Our firm has over time lodged transfers where the powers of attorney to transfer or mortgage was duly signed by the grantors, one of whom is unable to write and signed by means of a cross or a thumbprint. Such mark or thumbprint is always duly identified as the mark of the person who made the mark or thumbprint by placing his or her name directly under the mark or thumbprint, as is almost universally accepted practice.
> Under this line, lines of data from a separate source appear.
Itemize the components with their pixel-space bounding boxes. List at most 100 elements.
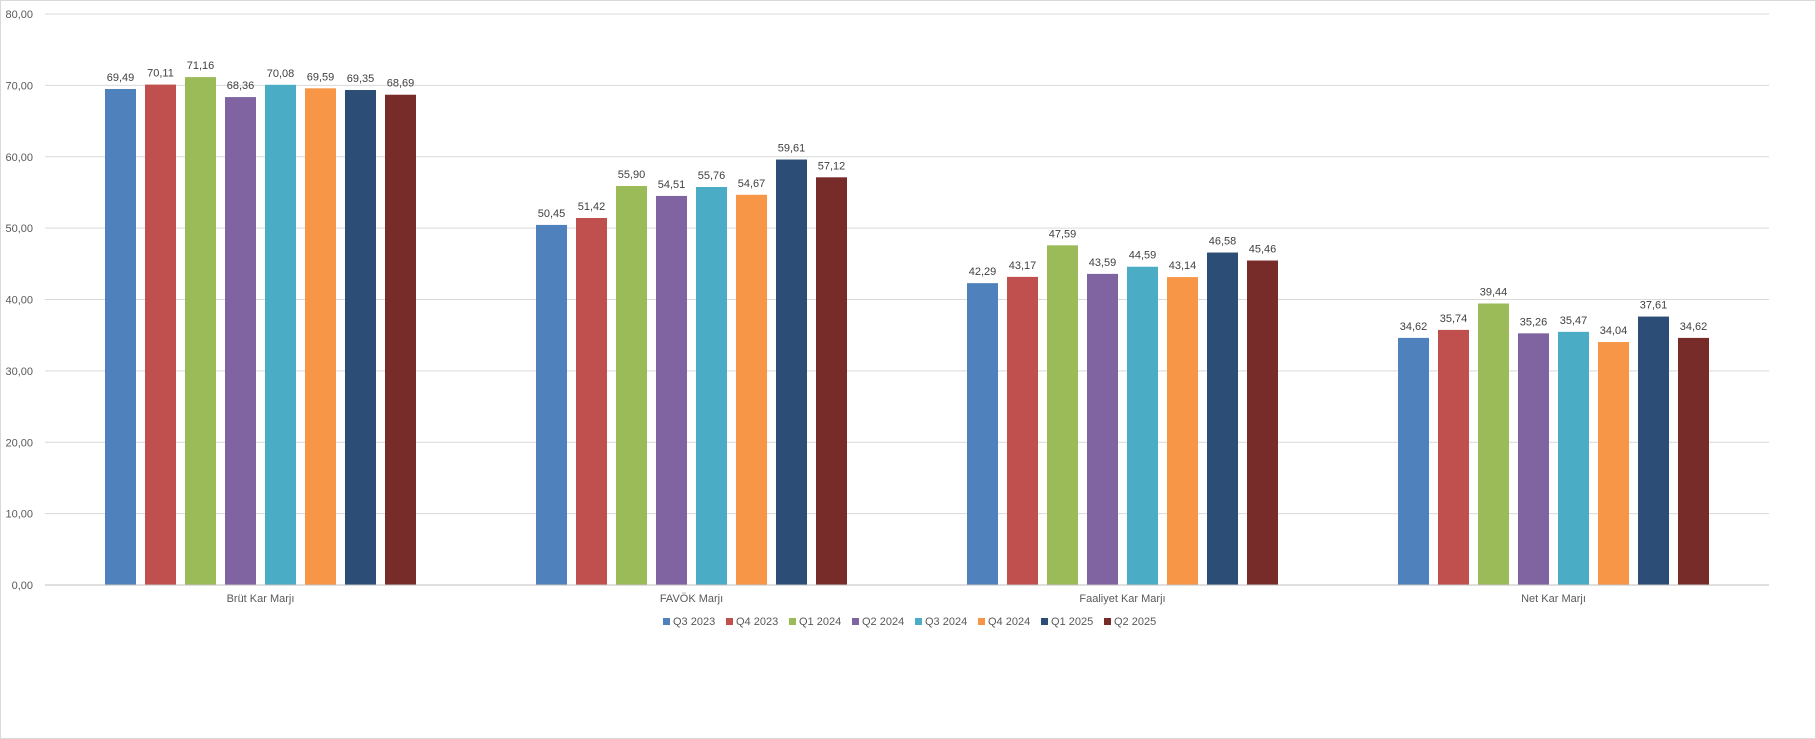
- bar: [816, 177, 847, 585]
- bar: [656, 195, 687, 585]
- data-label: 70,11: [147, 68, 174, 80]
- bar: [1598, 342, 1629, 585]
- data-label: 44,59: [1129, 250, 1157, 262]
- legend-label: Q1 2024: [799, 616, 841, 628]
- bar: [696, 187, 727, 585]
- bar: [1207, 252, 1238, 585]
- bar: [105, 89, 136, 585]
- data-label: 43,14: [1169, 260, 1197, 272]
- bar: [776, 159, 807, 585]
- data-label: 50,45: [538, 208, 566, 220]
- data-label: 59,61: [778, 143, 806, 155]
- bar: [1167, 277, 1198, 585]
- data-label: 46,58: [1209, 236, 1237, 248]
- data-label: 39,44: [1480, 286, 1508, 298]
- legend-label: Q4 2024: [988, 616, 1030, 628]
- bar: [1127, 266, 1158, 585]
- data-label: 34,62: [1680, 321, 1708, 333]
- y-tick-label: 50,00: [5, 223, 33, 235]
- y-axis-tick-labels: 0,00 10,00 20,00 30,00 40,00 50,00 60,00 70,00 8…: [5, 9, 33, 592]
- x-category-label: Brüt Kar Marjı: [227, 593, 295, 605]
- legend-swatch: [726, 618, 733, 625]
- legend-swatch: [1041, 618, 1048, 625]
- legend-swatch: [789, 618, 796, 625]
- bar: [345, 90, 376, 585]
- data-label: 37,61: [1640, 300, 1668, 312]
- legend-swatch: [978, 618, 985, 625]
- data-label: 54,51: [658, 179, 686, 191]
- y-tick-label: 60,00: [5, 152, 33, 164]
- bar: [225, 97, 256, 585]
- y-tick-label: 80,00: [5, 9, 33, 21]
- legend-swatch: [663, 618, 670, 625]
- data-label: 68,36: [227, 80, 255, 92]
- data-label: 69,59: [307, 71, 335, 83]
- legend-label: Q3 2024: [925, 616, 967, 628]
- data-label: 70,08: [267, 68, 295, 80]
- bar: [145, 84, 176, 585]
- bar: [1087, 273, 1118, 585]
- bar: [1638, 316, 1669, 585]
- data-label: 47,59: [1049, 228, 1077, 240]
- legend-label: Q2 2025: [1114, 616, 1156, 628]
- bar: [616, 186, 647, 586]
- y-tick-label: 40,00: [5, 295, 33, 307]
- data-label: 35,47: [1560, 315, 1588, 327]
- bar: [1678, 337, 1709, 585]
- bar: [1478, 303, 1509, 585]
- bar: [385, 94, 416, 585]
- data-label: 34,04: [1600, 325, 1628, 337]
- legend-swatch: [915, 618, 922, 625]
- data-label: 54,67: [738, 178, 766, 190]
- bars: [105, 77, 1709, 586]
- data-label: 42,29: [969, 266, 997, 278]
- bar: [967, 283, 998, 585]
- bar: [1047, 245, 1078, 586]
- bar: [1518, 333, 1549, 585]
- bar: [536, 224, 567, 585]
- data-label: 69,35: [347, 73, 375, 85]
- bar: [1247, 260, 1278, 585]
- bar: [305, 88, 336, 585]
- bar: [265, 84, 296, 585]
- data-label: 51,42: [578, 201, 606, 213]
- legend-label: Q1 2025: [1051, 616, 1093, 628]
- bar: [1007, 276, 1038, 585]
- data-label: 69,49: [107, 72, 135, 84]
- bar: [576, 217, 607, 585]
- data-label: 43,59: [1089, 257, 1117, 269]
- legend-swatch: [852, 618, 859, 625]
- bar: [185, 77, 216, 586]
- data-label: 57,12: [818, 160, 846, 172]
- bar: [1558, 331, 1589, 585]
- legend-swatch: [1104, 618, 1111, 625]
- legend-label: Q4 2023: [736, 616, 778, 628]
- data-label: 55,90: [618, 169, 646, 181]
- y-tick-label: 30,00: [5, 366, 33, 378]
- data-label: 55,76: [698, 170, 726, 182]
- bar: [736, 194, 767, 585]
- y-tick-label: 10,00: [5, 509, 33, 521]
- data-label: 45,46: [1249, 244, 1277, 256]
- legend: Q3 2023 Q4 2023 Q1 2024 Q2 2024 Q3 2024 Q4 20…: [663, 616, 1156, 628]
- data-labels: 69,49 70,11 71,16 68,36 70,08 69,59 69,35 68,69…: [107, 60, 1708, 337]
- x-category-label: Net Kar Marjı: [1521, 593, 1586, 605]
- x-axis: Brüt Kar Marjı FAVÖK Marjı Faaliyet Kar Ma…: [45, 584, 1769, 605]
- x-category-label: Faaliyet Kar Marjı: [1079, 593, 1165, 605]
- y-tick-label: 20,00: [5, 437, 33, 449]
- x-category-label: FAVÖK Marjı: [660, 593, 723, 605]
- data-label: 71,16: [187, 60, 215, 72]
- data-label: 34,62: [1400, 321, 1428, 333]
- data-label: 35,26: [1520, 316, 1548, 328]
- data-label: 68,69: [387, 78, 415, 90]
- legend-label: Q2 2024: [862, 616, 904, 628]
- gridlines: [45, 13, 1769, 515]
- bar: [1438, 329, 1469, 585]
- y-tick-label: 0,00: [12, 580, 33, 592]
- y-tick-label: 70,00: [5, 80, 33, 92]
- data-label: 43,17: [1009, 260, 1037, 272]
- legend-label: Q3 2023: [673, 616, 715, 628]
- bar: [1398, 337, 1429, 585]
There can be no mistaking that the mark or thumbprint was made by that person.

Section 95 of the Deeds Registries Act 47/1937 (DRA) applies to the attestation of the signatures of signatories to powers of attorney to be lodged in the Deeds Office reads as follows:

95. Attestation of powers of attorney executed in the Republic.—(1) Any power of attorney executed within the Republic shall, if it purports to give authority to pass, cede, amend or cancel a deed capable of being registered or to perform any act proper to be performed in a deeds registry, be attested either by two witnesses above the age of fourteen years, competent to give evidence in any court of law in the Republic, or by a magistrate, justice of the peace, commissioner of oaths or notary public, duly described as such….

The powers of attorney are always witnessed (attested) strictly in accordance with the provisions of section 95 of DRA.

The requirement by a commissioner of oaths stating that a mark/thumbprint was made by a specific person who is unable to write is a requirement in terms of Regulations 4 to the Justices of the Peace and Commissioners of Oaths Act 16/1993 (copy of the regulations enclosed) and applies specifically to the administering of an oath or affirmation – it does not relate or apply to a power of attorney or any other document that is not an affidavit or confirmation as referred to in the said Act and Regulations.

The Deeds Manual states that the mark or thumb print must be confirmed by a commissioner of oaths who must confirm that it is such person’s mark or thumbprint. There is no obligation on anyone to comply with a rule or practice that is patently wrong, which this practice is. The rule is referred to on page 1-50 of the Deeds Manual as well as on page 1-150, first bullet stating:

If a person signs a power of attorney by affixing a mark/thumbprint it must be commissioned as per regulation 4(1) of the Justices of the Peace and Commissioners of Oaths Act 16/1963 on each page on which the mark/thumbprint appears.

On both pages 1-50 and 1-150 this requirement is stated with no authority to back the requirement. As stated previously the regulations to Act 16/1963 deal with something completely unrelated to the signing of a power of attorney. Regulation 4(1) refers to a deponent, meaning a person making an affidavit or an affirmation. To make an assumption that this also applies or should apply to a power of attorney (or any other document other than an affidavit/affirmation) is in our opinion an intolerable situation and clearly incorrect. This is even more of an incorrect practice in view of the fact that clear rules for the attestation of powers of attorney are set out in section 95 of DRA. The practice wastes time and effort and costs clients money. Besides being an incorrect and unnecessary application of the Regulations made in terms of the Justices of the Peace and Commissioners of Oaths Act 16/1963 to an unrelated legal act, deeds are rejected requiring the compliance with regulations.

We suggest that the Deeds Manual be amended to delete this as a requirement when powers of attorney are signed by a person who cannot write.

Dudley Lee

Reader Comments:

Kingsley Kingon 09/03/2018:

Our Registrars of Deeds seem to fancy themselves as legislators as is evidenced by the Registrars' circulars and the Conference Resolutions with which we are bombarded!